No Brasil, o marco legal da vacinação obrigatória foi institucionalizado pela Lei 6.259/1975, regulamentada pelo Decreto 78.231/1976, diplomas normativos que detalharam a forma como o Programa Nacional de Imunizações seria implementado no país.

E exatamente no intuito de garantir o cumprimento da lei, a Portaria 597/2004 do Ministério da Saúde instituiu inúmeras medidas indiretas, de restrição ao exercício de certas atividades ou à frequência de determinados lugares, que há muito vigoram, sem oposição, em nosso ordenamento jurídico e convivência social. Confira-se:

 

“Art. 4º O cumprimento da obrigatoriedade das vacinações será comprovado por meio de atestado de vacinação a ser emitido pelos serviços públicos de saúde ou por médicos em exercício de atividades privadas, devidamente credenciadas pela autoridade de saúde competente.

[...] Art. 5º Deverá ser concedido prazo de 60 (sessenta) dias para apresentação do atestado de vacinação, nos casos em que ocorrer a inexistência deste ou quando forem apresentados de forma desatualizada.

§ 1º Para efeito de pagamento de salário-família será exigida do segurado a apresentação dos atestados de vacinação obrigatórias estabelecidas nos Anexos I, II e III desta Portaria.

§ 2º Para efeito de matrícula em creches, pré-escola, ensino fundamental, ensino médio e universidade o comprovante de vacinação deverá ser obrigatório, atualizado de acordo com o calendário e faixa etária estabelecidos nos Anexos I, II e III desta Portaria.

§ 3º Para efeito de Alistamento Militar será obrigatória apresentação de comprovante de vacinação atualizado.

§ 4º Para efeito de recebimento de benefícios sociais concedidos pelo Governo, deverá ser apresentado comprovante de vacinação, atualizado de acordo com o calendário e faixa etária estabelecidos nos Anexos I, II e III desta Portaria.

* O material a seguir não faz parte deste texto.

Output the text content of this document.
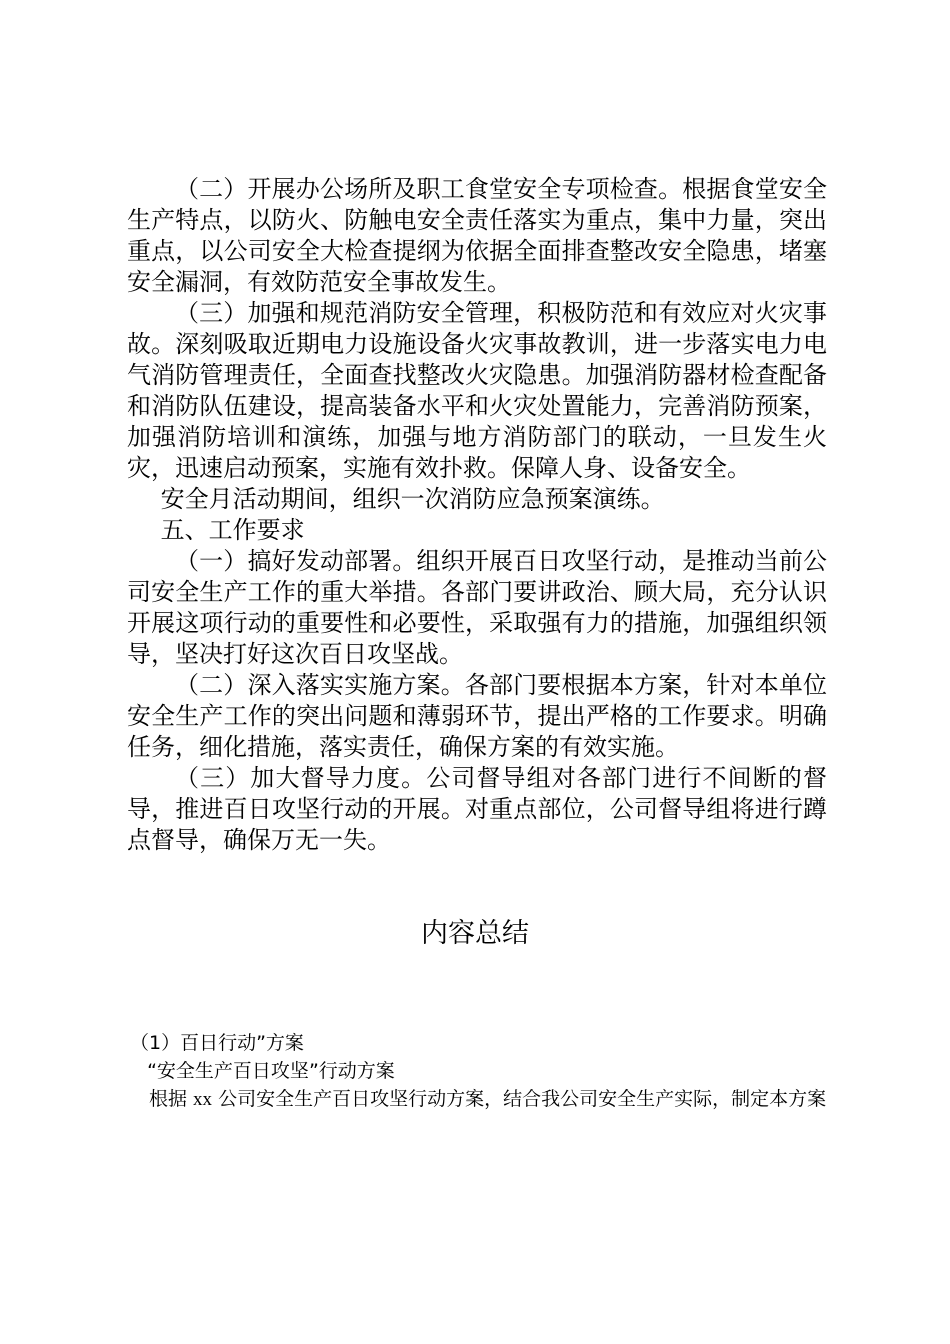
（二）开展办公场所及职工食堂安全专项检查。根据食堂安全生产特点，以防火、防触电安全责任落实为重点，集中力量，突出重点，以公司安全大检查提纲为依据全面排查整改安全隐患，堵塞安全漏洞，有效防范安全事故发生。

（三）加强和规范消防安全管理，积极防范和有效应对火灾事故。深刻吸取近期电力设施设备火灾事故教训，进一步落实电力电气消防管理责任，全面查找整改火灾隐患。加强消防器材检查配备和消防队伍建设，提高装备水平和火灾处置能力，完善消防预案，加强消防培训和演练，加强与地方消防部门的联动，一旦发生火灾，迅速启动预案，实施有效扑救。保障人身、设备安全。

安全月活动期间，组织一次消防应急预案演练。

五、工作要求

（一）搞好发动部署。组织开展百日攻坚行动，是推动当前公司安全生产工作的重大举措。各部门要讲政治、顾大局，充分认识开展这项行动的重要性和必要性，采取强有力的措施，加强组织领导，坚决打好这次百日攻坚战。

（二）深入落实实施方案。各部门要根据本方案，针对本单位安全生产工作的突出问题和薄弱环节，提出严格的工作要求。明确任务，细化措施，落实责任，确保方案的有效实施。

（三）加大督导力度。公司督导组对各部门进行不间断的督导，推进百日攻坚行动的开展。对重点部位，公司督导组将进行蹲点督导，确保万无一失。

内容总结

（1）百日行动”方案

“安全生产百日攻坚”行动方案

根据 xx 公司安全生产百日攻坚行动方案，结合我公司安全生产实际，制定本方案
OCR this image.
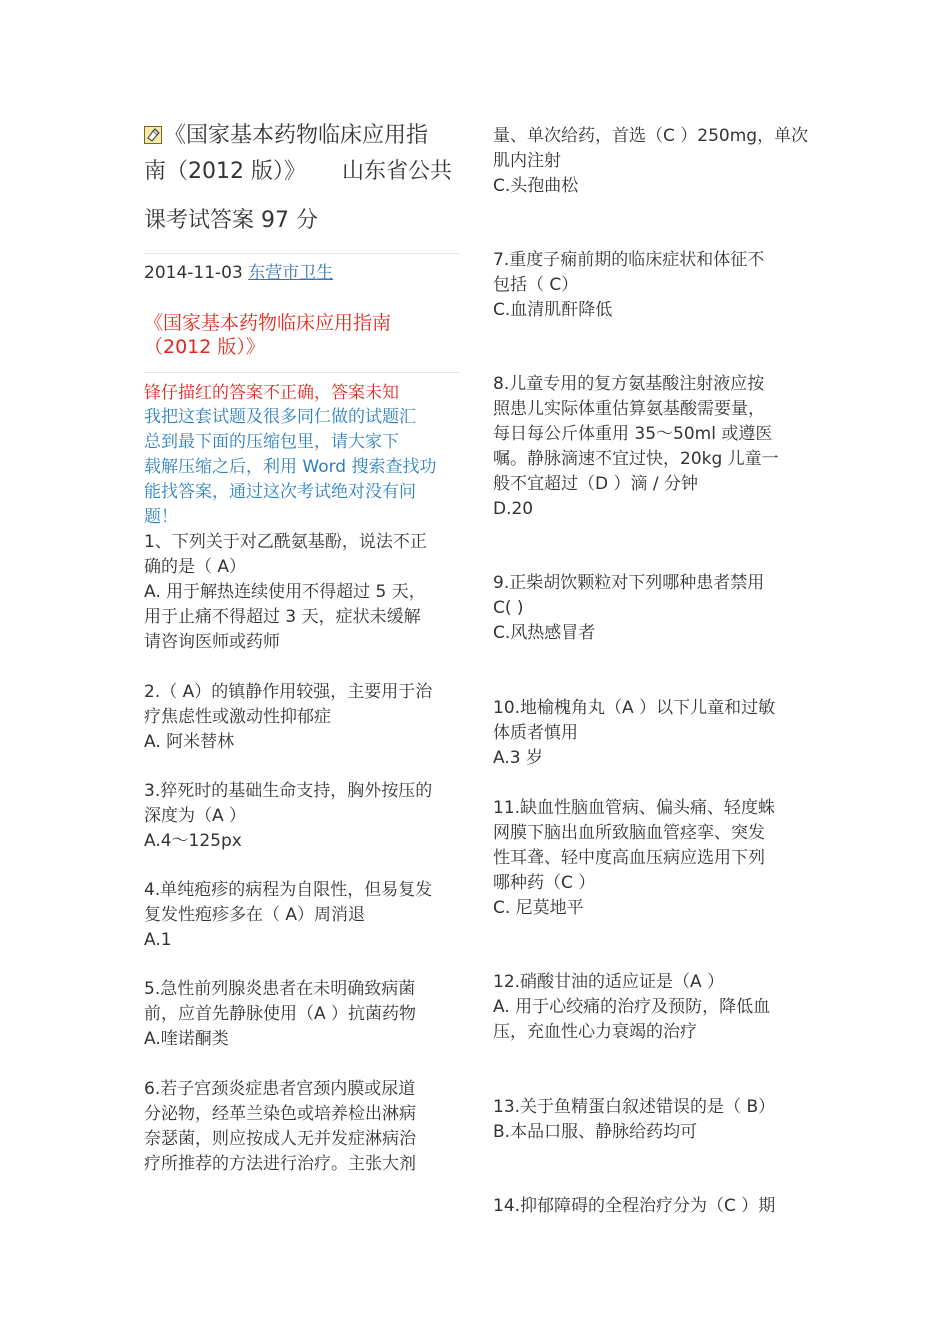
《国家基本药物临床应用指
南（2012 版）》 山东省公共
课考试答案 97 分
2014-11-03 东营市卫生
《国家基本药物临床应用指南
（2012 版）》
锋仔描红的答案不正确，答案未知
我把这套试题及很多同仁做的试题汇
总到最下面的压缩包里，请大家下
载解压缩之后，利用 Word 搜索查找功
能找答案，通过这次考试绝对没有问
题！
1、下列关于对乙酰氨基酚，说法不正
确的是（ A）
A. 用于解热连续使用不得超过 5 天，
用于止痛不得超过 3 天，症状未缓解
请咨询医师或药师
2.（ A）的镇静作用较强，主要用于治
疗焦虑性或激动性抑郁症
A. 阿米替林
3.猝死时的基础生命支持，胸外按压的
深度为（A ）
A.4～125px
4.单纯疱疹的病程为自限性，但易复发
复发性疱疹多在（ A）周消退
A.1
5.急性前列腺炎患者在未明确致病菌
前，应首先静脉使用（A ）抗菌药物
A.喹诺酮类
6.若子宫颈炎症患者宫颈内膜或尿道
分泌物，经革兰染色或培养检出淋病
奈瑟菌，则应按成人无并发症淋病治
疗所推荐的方法进行治疗。主张大剂
量、单次给药，首选（C ）250mg，单次
肌内注射
C.头孢曲松
7.重度子痫前期的临床症状和体征不
包括（ C）
C.血清肌酐降低
8.儿童专用的复方氨基酸注射液应按
照患儿实际体重估算氨基酸需要量，
每日每公斤体重用 35～50ml 或遵医
嘱。静脉滴速不宜过快，20kg 儿童一
般不宜超过（D ）滴 / 分钟
D.20
9.正柴胡饮颗粒对下列哪种患者禁用
C( )
C.风热感冒者
10.地榆槐角丸（A ）以下儿童和过敏
体质者慎用
A.3 岁
11.缺血性脑血管病、偏头痛、轻度蛛
网膜下脑出血所致脑血管痉挛、突发
性耳聋、轻中度高血压病应选用下列
哪种药（C ）
C. 尼莫地平
12.硝酸甘油的适应证是（A ）
A. 用于心绞痛的治疗及预防，降低血
压，充血性心力衰竭的治疗
13.关于鱼精蛋白叙述错误的是（ B）
B.本品口服、静脉给药均可
14.抑郁障碍的全程治疗分为（C ）期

§ 5º Para efeito de contratação trabalhista, as instituições públicas e privadas deverão exigir a apresentação do comprovante de vacinação, atualizado de acordo com o calendário e faixa etária estabelecidos nos Anexos I, II e III desta Portaria”.

 

Como bem aduziu o Supremo, a obrigatoriedade da vacinação não contempla a imunização forçada, porquanto é levada a efeito por meio de sanções indiretas, consubstanciadas, basicamente, em vedações ao exercício de determinadas atividades ou à frequência de certos locais que se afiguram legítimas e proporcionais ante o objetivo maior de promover a saúde e a vida coletivas, e todos os demais direitos fundamentais que, como visto, delas decorrem.

Em tal contexto, a rigor, a previsão de vacinação compulsória contra a Covid-19, determinada na Lei 13.979/2020, não seria sequer necessária, porquanto a legislação sanitária, em particular a Lei 6.259/1975 (arts. 3º e 5º), já contempla a possibilidade da imunização com caráter obrigatório.

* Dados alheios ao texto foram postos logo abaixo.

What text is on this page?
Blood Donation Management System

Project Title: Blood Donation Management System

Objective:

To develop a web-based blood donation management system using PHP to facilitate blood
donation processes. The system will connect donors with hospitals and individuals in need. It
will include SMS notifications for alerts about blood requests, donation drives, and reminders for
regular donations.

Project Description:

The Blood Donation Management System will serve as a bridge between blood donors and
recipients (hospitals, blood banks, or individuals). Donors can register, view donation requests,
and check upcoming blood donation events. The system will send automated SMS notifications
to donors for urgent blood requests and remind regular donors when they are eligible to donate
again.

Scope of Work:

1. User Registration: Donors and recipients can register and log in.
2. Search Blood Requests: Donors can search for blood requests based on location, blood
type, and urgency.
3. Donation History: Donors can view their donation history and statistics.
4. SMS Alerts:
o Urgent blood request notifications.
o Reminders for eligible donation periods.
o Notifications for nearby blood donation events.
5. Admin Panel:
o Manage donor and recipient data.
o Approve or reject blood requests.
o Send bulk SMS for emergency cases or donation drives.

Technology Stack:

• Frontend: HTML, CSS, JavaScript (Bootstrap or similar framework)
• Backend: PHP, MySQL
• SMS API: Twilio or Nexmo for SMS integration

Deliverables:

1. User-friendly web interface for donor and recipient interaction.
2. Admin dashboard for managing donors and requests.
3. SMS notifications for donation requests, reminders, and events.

Nesse passo, a oposição a medidas restritivas impostas, atualmente, de forma análoga, pelos entes federativos (a exemplo, Decreto Rio nº 49335 de 26 de agosto de 2021) para garantir o cumprimento da vacinação compulsória contra a COVID-19, no seio de uma pandemia mundial sem precedentes, não parece razoável, já que, em sua essência, tais restrições, além de escoradas em evidências científicas, são toleradas e há muito consideradas adequadas pela sociedade.

A Constituição e a lei, insculpidas pelos representantes do povo, há muito decidiram que a imposição de medidas restritivas para a garantia da vacinação compulsória é medida necessária, proporcional e legítima como forma de dar concreção aos direitos sociais à saúde e à vida, de modo que o seu desrespeito configura verdadeiro risco à democracia e à construção de uma sociedade livre, justa e solidária, capaz de promover o bem de todos.

 

Rio de Janeiro, 30 de setembro de 2021.